John,
The short answer is 'no'. Click here http://www.juanr.com/pages/hobbies/ham_radio/Eagle/IMD+Phase_Noise.htm for details and scroll to the bottom of the log...
Juan
-----Original Message----- From: John B. Stephensen [mailto:[email protected]] Sent: Sunday, July 01, 2007 2:42 PM To: [email protected] Cc: [email protected]; Bill Ress; Dave Black (Home); Dave Black (Work); Dave hartzell; David Smith; Don Ferguson; Juan. Rivera (Home); Juan.Rivera (Work); Samsonoff@Mac.
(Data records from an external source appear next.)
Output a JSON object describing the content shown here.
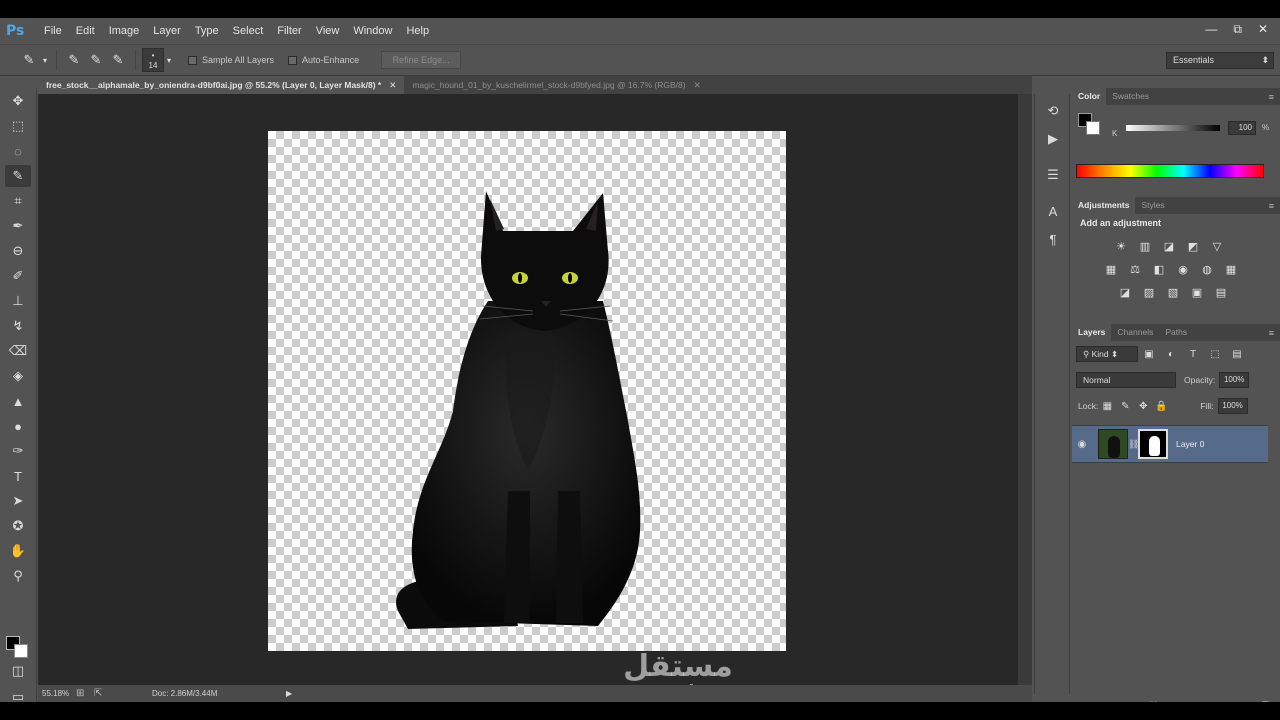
{
  "app": {
    "logo": "Ps"
  },
  "menu": [
    "File",
    "Edit",
    "Image",
    "Layer",
    "Type",
    "Select",
    "Filter",
    "View",
    "Window",
    "Help"
  ],
  "window_controls": {
    "minimize": "—",
    "restore": "⧉",
    "close": "✕"
  },
  "options": {
    "brush_size": "14",
    "sample_all_layers": "Sample All Layers",
    "auto_enhance": "Auto-Enhance",
    "refine_edge": "Refine Edge...",
    "workspace": "Essentials"
  },
  "tabs": [
    {
      "label": "free_stock__alphamale_by_oniendra-d9bf0ai.jpg @ 55.2% (Layer 0, Layer Mask/8) *",
      "close": "✕"
    },
    {
      "label": "magic_hound_01_by_kuschelirmel_stock-d9bfyed.jpg @ 16.7% (RGB/8)",
      "close": "✕"
    }
  ],
  "status": {
    "zoom": "55.18%",
    "doc": "Doc: 2.86M/3.44M"
  },
  "watermark": {
    "arabic": "مستقل",
    "latin": "mostaql.com"
  },
  "color_panel": {
    "tabs": [
      "Color",
      "Swatches"
    ],
    "k_label": "K",
    "k_value": "100",
    "unit": "%"
  },
  "adjust_panel": {
    "tabs": [
      "Adjustments",
      "Styles"
    ],
    "title": "Add an adjustment"
  },
  "layers_panel": {
    "tabs": [
      "Layers",
      "Channels",
      "Paths"
    ],
    "kind": "Kind",
    "blend_mode": "Normal",
    "opacity_label": "Opacity:",
    "opacity": "100%",
    "lock_label": "Lock:",
    "fill_label": "Fill:",
    "fill": "100%",
    "layer_name": "Layer 0"
  }
}
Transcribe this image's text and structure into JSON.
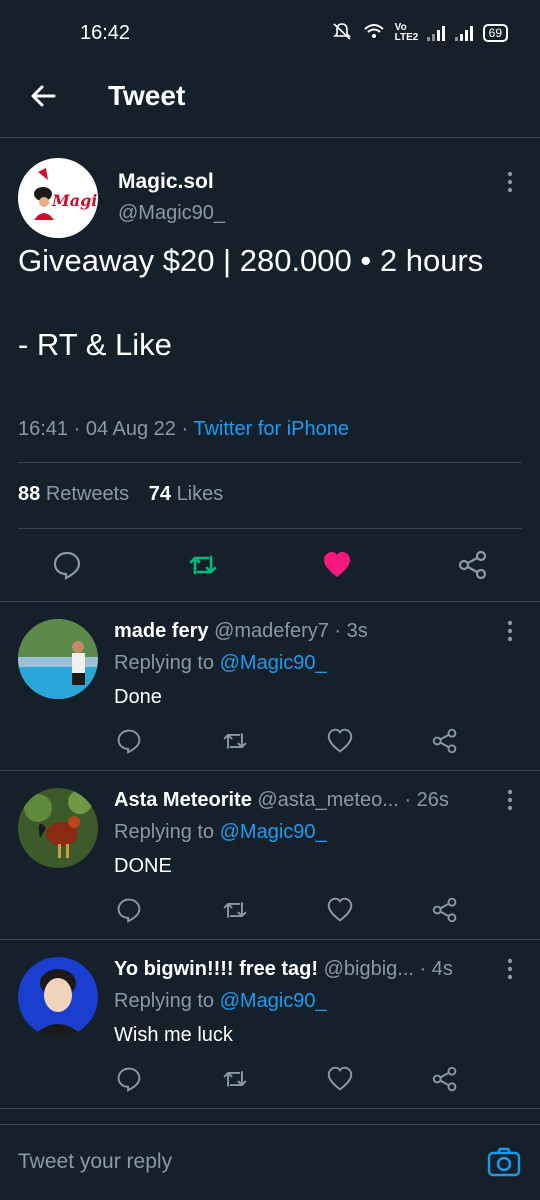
{
  "status_bar": {
    "time": "16:42",
    "network_label": "Vo LTE2",
    "battery": "69"
  },
  "header": {
    "title": "Tweet"
  },
  "main_tweet": {
    "avatar_text": "Magic",
    "name": "Magic.sol",
    "handle": "@Magic90_",
    "text": "Giveaway $20 | 280.000 • 2 hours\n\n- RT & Like",
    "time": "16:41",
    "date": "04 Aug 22",
    "source": "Twitter for iPhone",
    "retweets_count": "88",
    "retweets_label": "Retweets",
    "likes_count": "74",
    "likes_label": "Likes"
  },
  "colors": {
    "background": "#15202b",
    "accent": "#1d9bf0",
    "retweet_green": "#00ba7c",
    "like_pink": "#f91880",
    "muted": "#8b98a5"
  },
  "replies": [
    {
      "name": "made fery",
      "handle": "@madefery7",
      "time": "3s",
      "replying_label": "Replying to",
      "replying_to": "@Magic90_",
      "text": "Done"
    },
    {
      "name": "Asta Meteorite",
      "handle": "@asta_meteo...",
      "time": "26s",
      "replying_label": "Replying to",
      "replying_to": "@Magic90_",
      "text": "DONE"
    },
    {
      "name": "Yo bigwin!!!! free tag!",
      "handle": "@bigbig...",
      "time": "4s",
      "replying_label": "Replying to",
      "replying_to": "@Magic90_",
      "text": "Wish me luck"
    }
  ],
  "compose": {
    "placeholder": "Tweet your reply"
  }
}
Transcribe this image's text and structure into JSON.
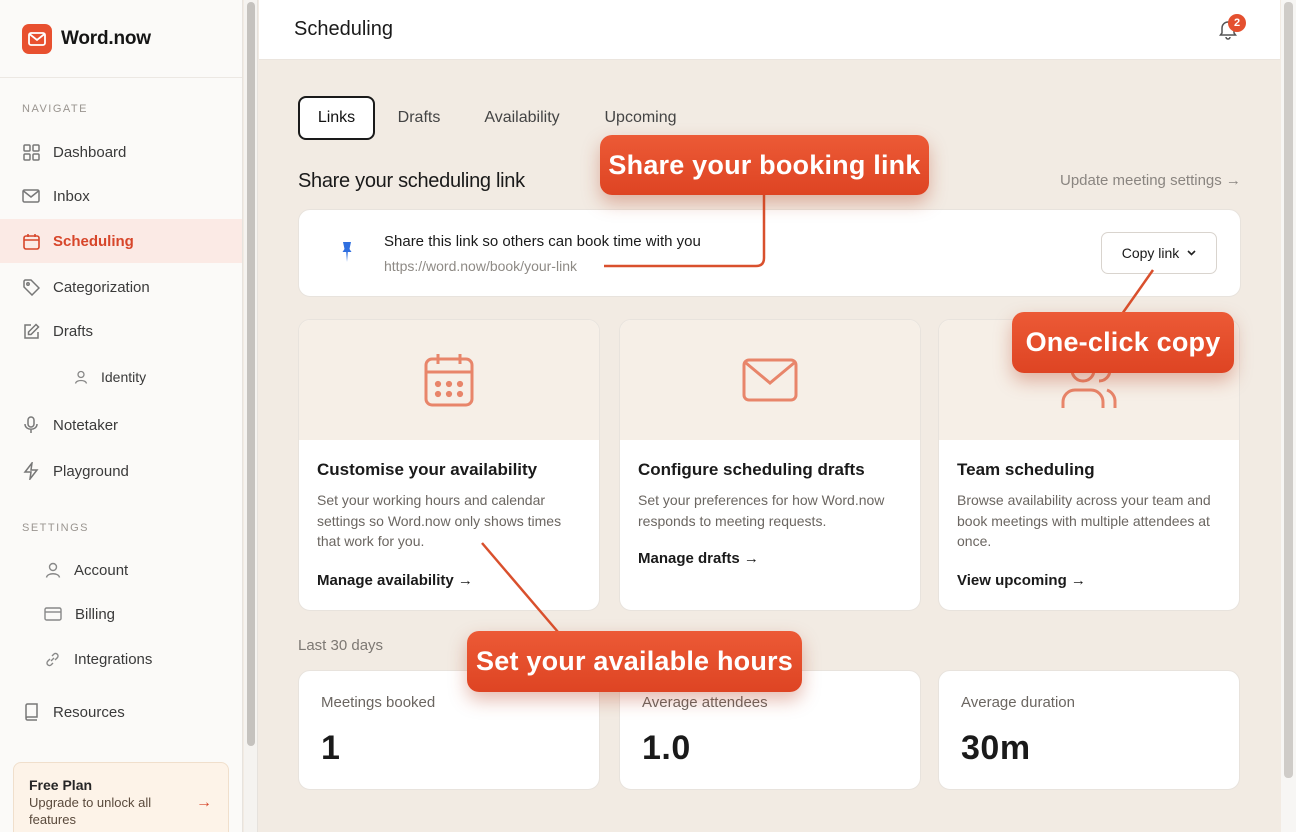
{
  "brand": {
    "name": "Word.now"
  },
  "sidebar": {
    "navigate_label": "NAVIGATE",
    "settings_label": "SETTINGS",
    "items": {
      "dashboard": "Dashboard",
      "inbox": "Inbox",
      "scheduling": "Scheduling",
      "categorization": "Categorization",
      "drafts": "Drafts",
      "identity": "Identity",
      "notetaker": "Notetaker",
      "playground": "Playground",
      "account": "Account",
      "billing": "Billing",
      "integrations": "Integrations",
      "resources": "Resources"
    },
    "free_plan": {
      "title": "Free Plan",
      "subtitle": "Upgrade to unlock all features",
      "arrow": "→"
    }
  },
  "header": {
    "title": "Scheduling",
    "notification_count": "2"
  },
  "tabs": [
    "Links",
    "Drafts",
    "Availability",
    "Upcoming"
  ],
  "share_section": {
    "title": "Share your scheduling link",
    "update_link": "Update meeting settings →",
    "card_title": "Share this link so others can book time with you",
    "link": "https://word.now/book/your-link",
    "copy_label": "Copy link",
    "copy_chevron": "⌄"
  },
  "features": [
    {
      "title": "Customise your availability",
      "description": "Set your working hours and calendar settings so Word.now only shows times that work for you.",
      "link": "Manage availability  →"
    },
    {
      "title": "Configure scheduling drafts",
      "description": "Set your preferences for how Word.now responds to meeting requests.",
      "link": "Manage drafts  →"
    },
    {
      "title": "Team scheduling",
      "description": "Browse availability across your team and book meetings with multiple attendees at once.",
      "link": "View upcoming  →"
    }
  ],
  "stats": {
    "period_label": "Last 30 days",
    "items": [
      {
        "label": "Meetings booked",
        "value": "1"
      },
      {
        "label": "Average attendees",
        "value": "1.0"
      },
      {
        "label": "Average duration",
        "value": "30m"
      }
    ]
  },
  "callouts": {
    "booking": "Share your booking link",
    "copy": "One-click copy",
    "hours": "Set your available hours"
  },
  "colors": {
    "accent": "#e8502f",
    "active_bg": "#fbeae5",
    "icon_orange": "#e8856a",
    "page_bg": "#f2ebe3"
  }
}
Com Subject: Re: 10.7 MHz Spur
Does the spur go away if the external reference is on (whether or not it is
routed to the PLLs)?
73,
John
KD6OZH
----- Original Message -----
From: "Juan Rivera" [email protected]
To: "John B. Stephensen" [email protected]
Cc: [email protected]; "Bill Ress" [email protected]; "Dave Black
(Home)" [email protected]; "Dave Black (Work)"
[email protected]; "Dave hartzell" [email protected]; "David
Smith" [email protected]; "Don Ferguson" [email protected]; "Juan. Rivera
(Home)" [email protected]; "Juan.Rivera (Work)"
[email protected]; "Samsonoff@Mac. Com" [email protected]
Sent: Saturday, June 30, 2007 14:22 UTC
Subject: 10.7 MHz Spur
John,
I found the source of the 10.7 MHz spur. It's being generated inside the
receiver itself. This is the first spur I have found that is not caused
by
switching power supplies.
The origin appears to be in the 10 MHz reference area. I turned off and
unplugged the SDR-IQ and fed the IF output from the 70 cm Receiver to my
TS-2000. The spur is still there.
Next I connected the RF input to my sniffer loop and moved it around the
PCB
surface. I get the strongest signal near the long trace between the two
Freq inputs to U4 and U9, the two phased-locked loops.